BRÚJULA 1: La arquitectura de lo invisible

Seguimos porque alguien nos espera, porque hay algo que duele menos si estamos presentes. Porque aunque no sepamos si importamos, queremos pensar que sí. Y quizá en eso esté el misterio: que lo que hacemos, lo que no hacemos, lo que callamos, lo que gritamos, siempre encuentra eco en algún lugar. Aunque nunca lo escuchemos.

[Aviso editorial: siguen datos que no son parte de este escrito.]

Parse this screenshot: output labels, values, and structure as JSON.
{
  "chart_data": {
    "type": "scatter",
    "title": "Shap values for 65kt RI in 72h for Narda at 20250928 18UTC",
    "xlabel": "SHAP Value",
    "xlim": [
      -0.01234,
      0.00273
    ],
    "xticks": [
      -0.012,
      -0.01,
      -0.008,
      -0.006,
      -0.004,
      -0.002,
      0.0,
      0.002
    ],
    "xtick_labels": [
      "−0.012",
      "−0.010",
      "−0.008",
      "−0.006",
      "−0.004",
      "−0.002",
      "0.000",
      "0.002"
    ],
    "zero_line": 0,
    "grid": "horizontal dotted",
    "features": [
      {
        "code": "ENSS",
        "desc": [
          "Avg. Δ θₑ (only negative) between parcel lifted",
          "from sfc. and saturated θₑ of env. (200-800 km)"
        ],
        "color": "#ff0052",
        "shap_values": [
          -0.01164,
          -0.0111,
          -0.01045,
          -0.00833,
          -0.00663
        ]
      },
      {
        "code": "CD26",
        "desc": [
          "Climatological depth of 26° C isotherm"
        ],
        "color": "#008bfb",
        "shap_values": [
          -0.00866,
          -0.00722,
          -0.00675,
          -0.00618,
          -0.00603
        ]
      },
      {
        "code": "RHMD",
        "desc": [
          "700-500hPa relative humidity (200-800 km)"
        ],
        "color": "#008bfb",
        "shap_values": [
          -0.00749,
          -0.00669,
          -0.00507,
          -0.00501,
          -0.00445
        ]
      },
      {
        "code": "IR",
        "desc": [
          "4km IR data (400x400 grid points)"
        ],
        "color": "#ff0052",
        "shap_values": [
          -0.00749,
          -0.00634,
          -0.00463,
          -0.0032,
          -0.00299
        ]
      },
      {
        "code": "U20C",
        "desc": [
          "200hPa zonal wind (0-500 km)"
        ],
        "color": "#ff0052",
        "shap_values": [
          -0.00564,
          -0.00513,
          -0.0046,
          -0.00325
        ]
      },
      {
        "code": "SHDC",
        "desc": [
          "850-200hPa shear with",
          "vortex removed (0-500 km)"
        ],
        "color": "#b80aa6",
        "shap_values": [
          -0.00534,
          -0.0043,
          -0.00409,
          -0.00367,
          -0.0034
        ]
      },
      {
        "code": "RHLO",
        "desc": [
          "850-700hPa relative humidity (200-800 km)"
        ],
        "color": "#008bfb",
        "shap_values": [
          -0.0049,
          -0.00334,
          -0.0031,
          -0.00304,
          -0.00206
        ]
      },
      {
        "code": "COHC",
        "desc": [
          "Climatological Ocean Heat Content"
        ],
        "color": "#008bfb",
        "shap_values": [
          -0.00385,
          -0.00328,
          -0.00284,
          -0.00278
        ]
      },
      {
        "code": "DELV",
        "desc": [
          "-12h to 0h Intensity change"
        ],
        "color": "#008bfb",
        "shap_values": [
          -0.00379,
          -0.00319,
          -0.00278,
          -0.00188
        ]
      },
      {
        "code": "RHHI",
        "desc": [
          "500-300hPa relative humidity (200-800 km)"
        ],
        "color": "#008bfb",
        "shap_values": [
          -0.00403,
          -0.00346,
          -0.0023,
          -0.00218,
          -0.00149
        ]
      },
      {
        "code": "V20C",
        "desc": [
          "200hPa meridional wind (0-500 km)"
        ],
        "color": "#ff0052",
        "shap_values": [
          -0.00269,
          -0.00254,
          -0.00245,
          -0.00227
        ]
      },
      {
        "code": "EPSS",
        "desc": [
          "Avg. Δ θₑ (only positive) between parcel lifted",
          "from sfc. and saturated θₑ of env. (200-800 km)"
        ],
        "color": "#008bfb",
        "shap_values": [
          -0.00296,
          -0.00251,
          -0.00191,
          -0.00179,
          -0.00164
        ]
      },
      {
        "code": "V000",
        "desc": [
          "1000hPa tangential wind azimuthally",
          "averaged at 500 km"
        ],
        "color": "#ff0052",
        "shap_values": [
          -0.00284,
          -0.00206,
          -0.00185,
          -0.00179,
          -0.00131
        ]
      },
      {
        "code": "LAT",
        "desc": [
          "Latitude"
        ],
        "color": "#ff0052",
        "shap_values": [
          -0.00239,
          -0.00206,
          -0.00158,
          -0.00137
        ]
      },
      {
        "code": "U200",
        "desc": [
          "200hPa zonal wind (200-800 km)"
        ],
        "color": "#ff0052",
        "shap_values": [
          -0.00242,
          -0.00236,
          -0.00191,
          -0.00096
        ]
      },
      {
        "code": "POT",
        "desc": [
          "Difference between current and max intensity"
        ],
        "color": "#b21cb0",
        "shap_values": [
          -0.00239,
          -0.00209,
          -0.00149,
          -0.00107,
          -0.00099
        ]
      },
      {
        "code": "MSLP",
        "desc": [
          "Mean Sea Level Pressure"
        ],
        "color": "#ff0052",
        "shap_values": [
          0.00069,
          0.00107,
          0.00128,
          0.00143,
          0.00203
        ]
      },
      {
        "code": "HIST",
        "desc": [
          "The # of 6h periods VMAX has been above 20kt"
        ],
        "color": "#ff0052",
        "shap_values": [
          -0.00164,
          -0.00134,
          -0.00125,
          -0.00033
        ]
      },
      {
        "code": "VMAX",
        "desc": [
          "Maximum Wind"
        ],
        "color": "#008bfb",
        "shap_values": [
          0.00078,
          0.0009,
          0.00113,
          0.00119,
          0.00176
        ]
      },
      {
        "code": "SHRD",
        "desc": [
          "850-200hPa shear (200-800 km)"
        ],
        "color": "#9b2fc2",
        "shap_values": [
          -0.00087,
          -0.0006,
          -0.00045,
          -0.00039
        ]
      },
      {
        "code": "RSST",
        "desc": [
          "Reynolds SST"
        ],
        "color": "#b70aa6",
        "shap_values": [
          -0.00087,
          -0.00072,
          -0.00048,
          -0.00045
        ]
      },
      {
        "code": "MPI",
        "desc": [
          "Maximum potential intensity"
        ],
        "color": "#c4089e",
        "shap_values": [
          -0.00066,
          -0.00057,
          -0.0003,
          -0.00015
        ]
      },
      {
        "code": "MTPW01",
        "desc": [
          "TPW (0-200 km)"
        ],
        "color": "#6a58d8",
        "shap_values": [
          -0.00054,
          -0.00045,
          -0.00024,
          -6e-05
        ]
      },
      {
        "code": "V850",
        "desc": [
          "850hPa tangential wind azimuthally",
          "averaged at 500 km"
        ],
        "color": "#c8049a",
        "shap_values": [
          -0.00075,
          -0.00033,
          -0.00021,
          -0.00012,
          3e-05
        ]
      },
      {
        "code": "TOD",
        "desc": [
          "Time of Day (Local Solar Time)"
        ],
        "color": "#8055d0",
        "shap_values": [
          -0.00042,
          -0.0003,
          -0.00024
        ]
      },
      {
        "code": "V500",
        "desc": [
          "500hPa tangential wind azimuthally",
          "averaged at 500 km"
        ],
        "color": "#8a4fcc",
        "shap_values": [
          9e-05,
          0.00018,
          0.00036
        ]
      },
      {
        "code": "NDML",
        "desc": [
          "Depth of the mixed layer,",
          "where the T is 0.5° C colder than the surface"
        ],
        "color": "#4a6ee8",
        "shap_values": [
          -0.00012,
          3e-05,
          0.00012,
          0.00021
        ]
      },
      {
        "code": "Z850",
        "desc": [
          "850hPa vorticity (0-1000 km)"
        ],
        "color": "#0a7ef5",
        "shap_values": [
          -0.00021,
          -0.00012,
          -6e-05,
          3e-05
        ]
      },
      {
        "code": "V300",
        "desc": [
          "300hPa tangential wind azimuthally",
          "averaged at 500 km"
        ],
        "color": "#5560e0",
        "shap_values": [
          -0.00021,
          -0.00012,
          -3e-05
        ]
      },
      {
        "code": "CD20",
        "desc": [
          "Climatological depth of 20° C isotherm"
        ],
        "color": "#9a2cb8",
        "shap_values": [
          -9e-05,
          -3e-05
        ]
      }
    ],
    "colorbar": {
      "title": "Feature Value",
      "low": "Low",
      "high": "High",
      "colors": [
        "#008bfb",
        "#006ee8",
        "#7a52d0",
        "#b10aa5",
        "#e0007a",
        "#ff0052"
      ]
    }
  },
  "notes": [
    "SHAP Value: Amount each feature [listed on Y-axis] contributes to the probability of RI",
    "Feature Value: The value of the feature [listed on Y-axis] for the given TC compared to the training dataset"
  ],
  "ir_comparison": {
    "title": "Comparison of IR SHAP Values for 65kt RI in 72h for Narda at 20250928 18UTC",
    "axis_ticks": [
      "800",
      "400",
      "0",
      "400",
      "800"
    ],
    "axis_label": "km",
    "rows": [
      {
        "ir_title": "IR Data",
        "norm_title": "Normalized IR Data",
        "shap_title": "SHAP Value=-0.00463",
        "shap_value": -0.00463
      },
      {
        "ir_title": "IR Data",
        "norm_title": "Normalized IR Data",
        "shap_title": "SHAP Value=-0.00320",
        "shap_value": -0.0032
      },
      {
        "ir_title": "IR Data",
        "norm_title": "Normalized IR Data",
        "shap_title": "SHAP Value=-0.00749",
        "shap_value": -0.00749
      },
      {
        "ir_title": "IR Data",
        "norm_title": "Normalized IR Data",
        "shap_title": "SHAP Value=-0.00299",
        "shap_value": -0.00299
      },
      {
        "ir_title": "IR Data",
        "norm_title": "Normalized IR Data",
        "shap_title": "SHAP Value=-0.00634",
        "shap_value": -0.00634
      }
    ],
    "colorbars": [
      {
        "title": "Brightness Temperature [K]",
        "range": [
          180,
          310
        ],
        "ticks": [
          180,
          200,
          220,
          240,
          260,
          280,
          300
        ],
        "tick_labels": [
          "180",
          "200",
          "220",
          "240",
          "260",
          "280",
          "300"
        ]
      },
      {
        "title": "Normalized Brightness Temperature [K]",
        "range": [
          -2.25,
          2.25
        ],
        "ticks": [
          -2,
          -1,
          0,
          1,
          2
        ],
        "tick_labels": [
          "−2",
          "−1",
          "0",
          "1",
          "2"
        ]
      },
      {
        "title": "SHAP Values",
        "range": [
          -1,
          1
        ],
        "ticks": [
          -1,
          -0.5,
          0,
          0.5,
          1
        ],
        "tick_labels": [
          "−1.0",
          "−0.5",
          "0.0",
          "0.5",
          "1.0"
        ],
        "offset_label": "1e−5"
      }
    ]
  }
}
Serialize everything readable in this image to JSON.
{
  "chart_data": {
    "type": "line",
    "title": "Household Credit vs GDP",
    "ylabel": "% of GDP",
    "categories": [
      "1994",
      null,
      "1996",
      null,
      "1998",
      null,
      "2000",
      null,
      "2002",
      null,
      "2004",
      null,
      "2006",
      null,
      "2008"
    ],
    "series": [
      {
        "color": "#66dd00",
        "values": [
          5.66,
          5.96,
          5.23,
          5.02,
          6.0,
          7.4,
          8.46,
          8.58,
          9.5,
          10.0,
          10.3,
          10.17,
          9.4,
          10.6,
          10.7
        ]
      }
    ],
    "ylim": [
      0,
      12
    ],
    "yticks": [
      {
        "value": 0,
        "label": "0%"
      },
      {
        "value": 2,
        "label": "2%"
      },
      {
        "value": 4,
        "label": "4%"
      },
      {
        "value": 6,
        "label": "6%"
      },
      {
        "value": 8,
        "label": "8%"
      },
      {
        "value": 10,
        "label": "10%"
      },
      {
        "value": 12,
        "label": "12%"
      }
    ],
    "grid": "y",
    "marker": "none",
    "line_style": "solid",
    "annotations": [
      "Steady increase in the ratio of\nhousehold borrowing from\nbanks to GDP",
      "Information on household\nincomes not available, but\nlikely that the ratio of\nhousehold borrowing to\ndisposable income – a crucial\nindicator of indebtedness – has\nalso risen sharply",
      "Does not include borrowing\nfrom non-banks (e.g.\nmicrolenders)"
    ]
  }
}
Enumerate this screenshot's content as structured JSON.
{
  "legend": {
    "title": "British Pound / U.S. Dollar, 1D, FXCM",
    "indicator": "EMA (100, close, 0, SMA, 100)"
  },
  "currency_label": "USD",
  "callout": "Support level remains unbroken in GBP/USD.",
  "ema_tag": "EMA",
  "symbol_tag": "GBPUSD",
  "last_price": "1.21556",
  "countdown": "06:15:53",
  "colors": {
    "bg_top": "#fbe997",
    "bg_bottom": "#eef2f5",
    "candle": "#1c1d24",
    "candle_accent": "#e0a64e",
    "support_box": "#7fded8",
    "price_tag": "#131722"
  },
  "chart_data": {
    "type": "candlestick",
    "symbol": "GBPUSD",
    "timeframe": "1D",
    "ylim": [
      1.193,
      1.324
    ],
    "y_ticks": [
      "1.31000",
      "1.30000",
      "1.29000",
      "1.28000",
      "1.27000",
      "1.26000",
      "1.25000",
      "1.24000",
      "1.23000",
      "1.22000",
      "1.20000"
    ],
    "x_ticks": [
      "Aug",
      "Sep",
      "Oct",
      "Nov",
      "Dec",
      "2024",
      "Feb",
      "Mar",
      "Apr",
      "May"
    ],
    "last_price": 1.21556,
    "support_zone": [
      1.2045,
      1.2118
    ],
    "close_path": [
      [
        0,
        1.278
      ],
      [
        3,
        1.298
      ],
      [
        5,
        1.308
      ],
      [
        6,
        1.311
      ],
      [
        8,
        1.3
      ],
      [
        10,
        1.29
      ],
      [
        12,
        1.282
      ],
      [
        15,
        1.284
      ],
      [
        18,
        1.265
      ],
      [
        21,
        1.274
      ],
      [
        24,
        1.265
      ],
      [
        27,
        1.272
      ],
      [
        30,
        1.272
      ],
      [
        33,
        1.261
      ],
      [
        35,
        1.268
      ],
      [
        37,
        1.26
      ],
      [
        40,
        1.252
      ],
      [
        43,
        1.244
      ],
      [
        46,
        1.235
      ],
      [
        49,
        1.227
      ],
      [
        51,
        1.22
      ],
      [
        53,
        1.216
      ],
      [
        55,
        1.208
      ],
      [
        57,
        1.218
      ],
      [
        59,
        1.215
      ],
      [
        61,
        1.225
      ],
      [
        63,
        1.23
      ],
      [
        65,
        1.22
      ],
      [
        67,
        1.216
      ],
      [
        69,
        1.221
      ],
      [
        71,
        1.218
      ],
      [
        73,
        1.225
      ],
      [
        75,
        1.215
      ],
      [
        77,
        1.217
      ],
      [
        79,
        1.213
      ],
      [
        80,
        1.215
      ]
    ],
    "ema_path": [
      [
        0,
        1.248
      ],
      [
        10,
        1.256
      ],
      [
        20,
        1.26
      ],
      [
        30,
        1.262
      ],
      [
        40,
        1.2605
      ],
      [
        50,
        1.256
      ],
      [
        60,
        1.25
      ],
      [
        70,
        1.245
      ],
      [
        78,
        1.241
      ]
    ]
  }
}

Ciudad de México, 18 de mayo (MaremotoM).- Un susurro puede alterar el curso de una vida si ocurre en el instante exacto. No por lo que dice, sino porque interrumpe el vértigo. No hace falta una tormenta para cambiar el cielo; alcanza con una variación en el aire.

Cada quien lleva un tiempo distinto. Hay quienes viven en el presente como si fuera un campo abierto, y otros que caminan con el pasado como una segunda sombra. El reloj interno no obedece al calendario. Su ritmo es íntimo, secreto, ajeno al resto del mundo.

Algunos vacíos no llegan: se instalan por goteo, hasta que uno se vuelve contenedor de lo que nunca debió ser suyo. No invaden: se infiltran. No irrumpen: permanecen. Son la forma más sutil de la renuncia: ruinas anónimas.

Lo más difícil no es lo que duele, sino lo que no se puede nombrar. La experiencia sin lenguaje que queda atrapada. Se convierte en gesto inconcluso, en pensamiento recurrente, en insomnio que no sabe a qué responde. Lo innombrable pesa como un idioma no aprendido, los cometas son ríos de fuego en el cielo.

La belleza no siempre consuela. Un atardecer puede doler si te encuentra solo. Una canción puede regarte el alma si llega justo después del silencio. Buscamos fórmulas para redimirnos, porque nos cuesta ejecutar el verbo “sanar”.

 

Algunas vivencias no se explican, no por complejas, sino porque nacen fuera del lenguaje y pertenecen a otro orden: el de lo sensitivo, lo simbólico, lo profundamente humano que no se deja atrapar por conceptos. Y el cuerpo, cuerpo que no olvida nada. Cada roce, cada ausencia, cada sobresalto se guarda en alguna parte. No como recuerdo, sino como reacción. Un movimiento reflejo, una rigidez repentina, una extraña ternura en la palma. Somos archivo táctil de lo vivido.

Hay encuentros que son relámpagos: deslumbran, y luego la oscuridad ya no es la misma, bordamos con cuidado la lógica para poder atravesar el miedo y la distancia no siempre es geográfica. Puede abrirse entre dos cuerpos acostados en la misma cama, entre dos voces que ya no encuentran el punto medio, solo intentan borrar el olor a tabaco de sus dedos.

Surge una gramática en las coincidencias que no entendemos, y sin embargo, algo nos empuja a seguir. No por promesa ni por convicción. Sino por ese impulso primordial que nos hace sostener la mirada un segundo más, tender la mano incluso en la duda, tomar el pincel como si el amor no fuera un ritmo que conservas por voluntariado, pensar que cuando alguien que amas muere, el mundo se hace más pequeño.

Somos una coreografía de coincidencias y consecuencias. Y aunque nos creamos autores de nuestros pasos, a veces somos solo parte del fondo, del decorado, de esa escena más grande que nunca entendemos del todo. Y aun así, con todo lo incierto, lo absurdo, lo injusto, seguimos. No por valentía ni por fe, sino porque hay una inercia más grande que nosotros. Seguimos porque alguien nos espera, porque hay algo que duele menos si estamos presentes. Porque aunque no sepamos si importamos, queremos pensar que sí. Y quizá en eso esté el misterio: que lo que hacemos, lo que no hacemos, lo que callamos, lo que gritamos, siempre encuentra eco en algún lugar. Aunque nunca lo escuchemos.